Communication-free Sampling and 4D Hybrid Parallelism for Scalable Mini-batch GNN Training

Abstract

Graph neural networks (GNNs) are widely used for learning on graph datasets derived from various real-world scenarios. Learning from extremely large graphs requires distributed training, and mini-batching with sampling is a popular approach for parallelizing GNN training. Existing distributed mini-batch approaches have significant performance bottlenecks due to expensive sampling methods and limited scaling when using data parallelism. In this work, we present ScaleGNN, a 4D parallel framework for scalable mini-batch GNN training that combines communication-free distributed sampling, 3D parallel matrix multiplication (PMM), and data parallelism. ScaleGNN introduces a uniform vertex sampling algorithm, enabling each process (GPU device) to construct its local mini-batch, i.e., subgraph partitions without any inter-process communication. 3D PMM enables scaling mini-batch training to much larger GPU counts than vanilla data parallelism with significantly lower communication overheads. We also present additional optimizations to overlap sampling with training, reduce communication overhead by sending data in lower precision, kernel fusion, and communication-computation overlap. We evaluate ScaleGNN on five graph datasets and demonstrate strong scaling up to 2048 GPUs on Perlmutter, 2048 GCDs on Frontier, and 1024 GPUs on Tuolumne. On Perlmutter, ScaleGNN achieves 3.5x end-to-end training speedup over the SOTA baseline on ogbn-products.

Figures (8)

• Figure 1: Three families of sampling algorithms. (a) Node-wise sampling. (b) Layer-wise sampling. (c) Subgraph-based sampling.
• Figure 2: Model architecture in ScaleGNN. Vertex features and the graph adjacency matrix enter an input projection (GEMM) that maps features to a uniform hidden dimension. The projected features then pass through GNN layers, each comprising a GCN convolution (SpMM aggregation followed by GEMM update), RMSNorm, ReLU, dropout, and a residual connection. An output head (GEMM) produces the final class logits.
• Figure 3: ScaleGNN uniform vertex sampling. (Left) Uniform vertex sampling on the original graph.
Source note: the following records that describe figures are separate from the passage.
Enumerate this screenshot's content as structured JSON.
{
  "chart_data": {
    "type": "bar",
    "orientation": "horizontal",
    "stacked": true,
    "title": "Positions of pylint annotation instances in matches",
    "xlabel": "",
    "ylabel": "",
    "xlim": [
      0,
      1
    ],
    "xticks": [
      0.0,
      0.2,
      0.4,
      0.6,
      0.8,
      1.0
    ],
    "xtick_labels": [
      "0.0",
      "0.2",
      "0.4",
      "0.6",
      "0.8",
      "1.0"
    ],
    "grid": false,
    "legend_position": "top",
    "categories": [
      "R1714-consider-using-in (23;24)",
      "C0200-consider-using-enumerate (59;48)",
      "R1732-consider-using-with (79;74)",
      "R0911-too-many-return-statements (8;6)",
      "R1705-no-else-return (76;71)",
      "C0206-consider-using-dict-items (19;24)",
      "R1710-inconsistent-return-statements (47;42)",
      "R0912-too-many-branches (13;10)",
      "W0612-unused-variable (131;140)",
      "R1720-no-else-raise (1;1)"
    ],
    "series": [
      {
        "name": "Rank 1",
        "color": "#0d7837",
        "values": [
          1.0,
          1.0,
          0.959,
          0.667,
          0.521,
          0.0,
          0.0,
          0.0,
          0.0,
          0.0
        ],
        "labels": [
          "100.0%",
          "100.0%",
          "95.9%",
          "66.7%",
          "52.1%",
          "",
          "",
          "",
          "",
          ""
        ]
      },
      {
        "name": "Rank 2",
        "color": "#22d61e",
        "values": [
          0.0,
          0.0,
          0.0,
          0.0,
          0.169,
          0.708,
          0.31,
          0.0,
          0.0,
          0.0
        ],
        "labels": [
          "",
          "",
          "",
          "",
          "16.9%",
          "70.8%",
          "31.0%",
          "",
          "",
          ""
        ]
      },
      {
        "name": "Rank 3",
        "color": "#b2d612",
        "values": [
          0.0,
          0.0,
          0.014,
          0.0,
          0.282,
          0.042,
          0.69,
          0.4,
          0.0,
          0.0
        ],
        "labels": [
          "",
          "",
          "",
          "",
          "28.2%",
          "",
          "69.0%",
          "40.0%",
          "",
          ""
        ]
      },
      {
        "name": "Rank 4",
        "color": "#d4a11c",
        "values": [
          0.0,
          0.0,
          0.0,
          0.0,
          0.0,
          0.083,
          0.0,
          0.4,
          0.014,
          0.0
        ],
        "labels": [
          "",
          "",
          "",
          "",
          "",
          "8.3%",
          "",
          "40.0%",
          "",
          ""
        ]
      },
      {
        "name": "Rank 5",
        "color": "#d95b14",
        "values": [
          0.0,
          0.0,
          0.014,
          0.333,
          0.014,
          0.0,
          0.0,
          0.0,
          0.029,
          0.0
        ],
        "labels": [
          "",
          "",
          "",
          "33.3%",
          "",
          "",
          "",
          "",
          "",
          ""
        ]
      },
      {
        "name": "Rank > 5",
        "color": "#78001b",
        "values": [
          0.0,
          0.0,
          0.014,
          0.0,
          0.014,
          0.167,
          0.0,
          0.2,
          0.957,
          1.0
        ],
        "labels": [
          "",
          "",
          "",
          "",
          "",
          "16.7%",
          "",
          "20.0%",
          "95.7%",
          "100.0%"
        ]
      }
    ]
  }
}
Selected vertices are shown in green. (Upper right) The full adjacency matrix with sampled rows and columns highlighted, and the induced subgraph adjacency retaining only edges between selected vertices. (Lower right) Distributed sampling: the adjacency matrix is partitioned across GPUs, each independently sampling its local shard.
• Figure 4: 3D PMM forward pass in ScaleGNN with eight GPUs arranged in a $2{\times}2{\times}2$ grid ($X{\times}Y{\times}Z$). Left: the input projection multiplies the input feature shards (IN, on the $ZX$-plane) by weight shards ($W$, on the $XY$-plane) and an all-reduce along $Z$ produces the projected features ($F$, on the $XY$-plane). Center: SpMM aggregation multiplies adjacency shards ($A$, on the $ZX$-plane) by $F$, followed by an all-reduce along $X$ to obtain the aggregated features ($H$). Right: the GEMM update multiplies $H$ by weight shards ($W$, on the $YX$-plane), and an all-reduce along $Y$ yields the layer output.
• Figure 5: Breakdown of epoch times on ogbn-products with a $2{\times}2{\times}2$ grid per data-parallel group (DP1: 8 GPUs; DP4: 32 GPUs) as each optimization is applied cumulatively.